White House Rapper Controversy Gives GOP Something to Whine About

commonMichelle Obama has really done it this time! The First Lady had the nerve to invite Chicago poet and rapper Common -- along with Elizabeth Alexander, Billy Collins, Aimee Mann, and Jill Scott -- to the White House for a poetry reading Wednesday night.

Not only is Common widely regarded in the music industry for being a thoughtful, socially conscious artist, but he's also starred in family-friendly films including Freedom Writers and Just Wright and has written children's books. But the Daily Caller is making him out to be an angry, controversial, violent rapper by drawing attention to one of his spoken-word performances from 2007, where he talks about threatening to shoot police and issues a call to "burn a Bush" for starting the war in Iraq.

And conservatives are having a field day ...


Conservative sites including National Review are questioning whether Common is the best choice for the reading. Fox News ran the following headline: "Michelle Obama Hosting Vile Rapper at White House?" And, of course, Sarah Palin chimed in via Twitter with "Oh lovely, White House..."

It's hard to take criticism about such a trivial issue seriously given that it's coming immediately on the heels of some huge wins for President Obama -- namely, the silencing of the birther movement (at least for now) and the death of Osama bin Laden. In other words, the GOP is practically foaming at the mouth for something to complain about.
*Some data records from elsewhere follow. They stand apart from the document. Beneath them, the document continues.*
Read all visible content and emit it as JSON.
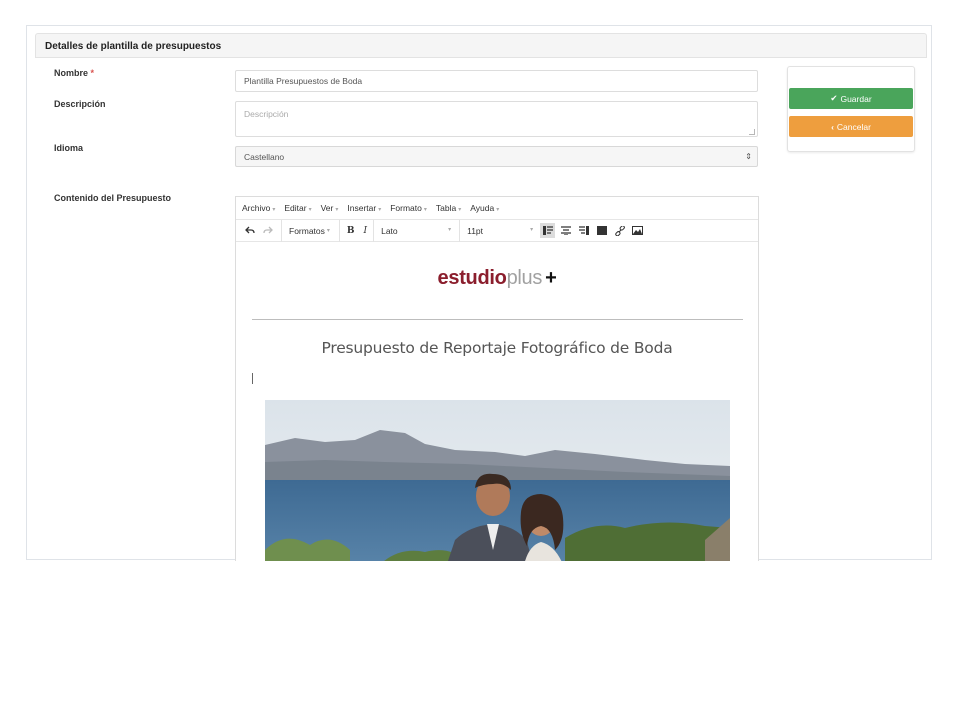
{
  "panel": {
    "title": "Detalles de plantilla de presupuestos"
  },
  "form": {
    "nombre": {
      "label": "Nombre",
      "required_mark": "*",
      "value": "Plantilla Presupuestos de Boda"
    },
    "descripcion": {
      "label": "Descripción",
      "placeholder": "Descripción"
    },
    "idioma": {
      "label": "Idioma",
      "value": "Castellano"
    },
    "contenido": {
      "label": "Contenido del Presupuesto"
    }
  },
  "editor": {
    "menubar": [
      {
        "label": "Archivo"
      },
      {
        "label": "Editar"
      },
      {
        "label": "Ver"
      },
      {
        "label": "Insertar"
      },
      {
        "label": "Formato"
      },
      {
        "label": "Tabla"
      },
      {
        "label": "Ayuda"
      }
    ],
    "toolbar": {
      "formats_label": "Formatos",
      "font_family": "Lato",
      "font_size": "11pt",
      "bold": "B",
      "italic": "I"
    },
    "document": {
      "logo_part1": "estudio",
      "logo_part2": "plus",
      "logo_part3": "+",
      "title": "Presupuesto de Reportaje Fotográfico de Boda"
    }
  },
  "actions": {
    "save_label": "Guardar",
    "cancel_label": "Cancelar"
  },
  "colors": {
    "save": "#4aa55b",
    "cancel": "#ee9e3e",
    "logo_accent": "#8b1e2d"
  }
}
Granted, the few lyrics that were reprinted in the Daily Caller aren't Common's most peaceful; but sometimes poetry, art, and rap are meant to challenge us and make us uncomfortable. And do I even have to remind naysayers that like all Americans -- artist or not -- he's simply practicing his right to free speech. Considering that these lyrics represent only a very tiny part of a much larger, less controversial body of work, is it even fair to paint him as a violent "vile rapper"?

Consider this, too: There have been plenty of artists who have performed for presidents in the past who have controversial lyrics of their own. President George W. Bush himself invited Bono to lunch at the White House in 2005 despite the fact that the very political U2 frontman has been critical of the U.S. government in many of his songs.

The whole point of this week's reading at the White House is to highlight poetry's influence on American culture. Is anyone going to argue that rap -- even rap that's hard to listen to -- isn't an important part of our culture? Sure, we can attempt to ban every artist who has ever made a controversial statement in the past; but then the only person left will be Kenny G.

And, I have to believe our culture is so much more than that.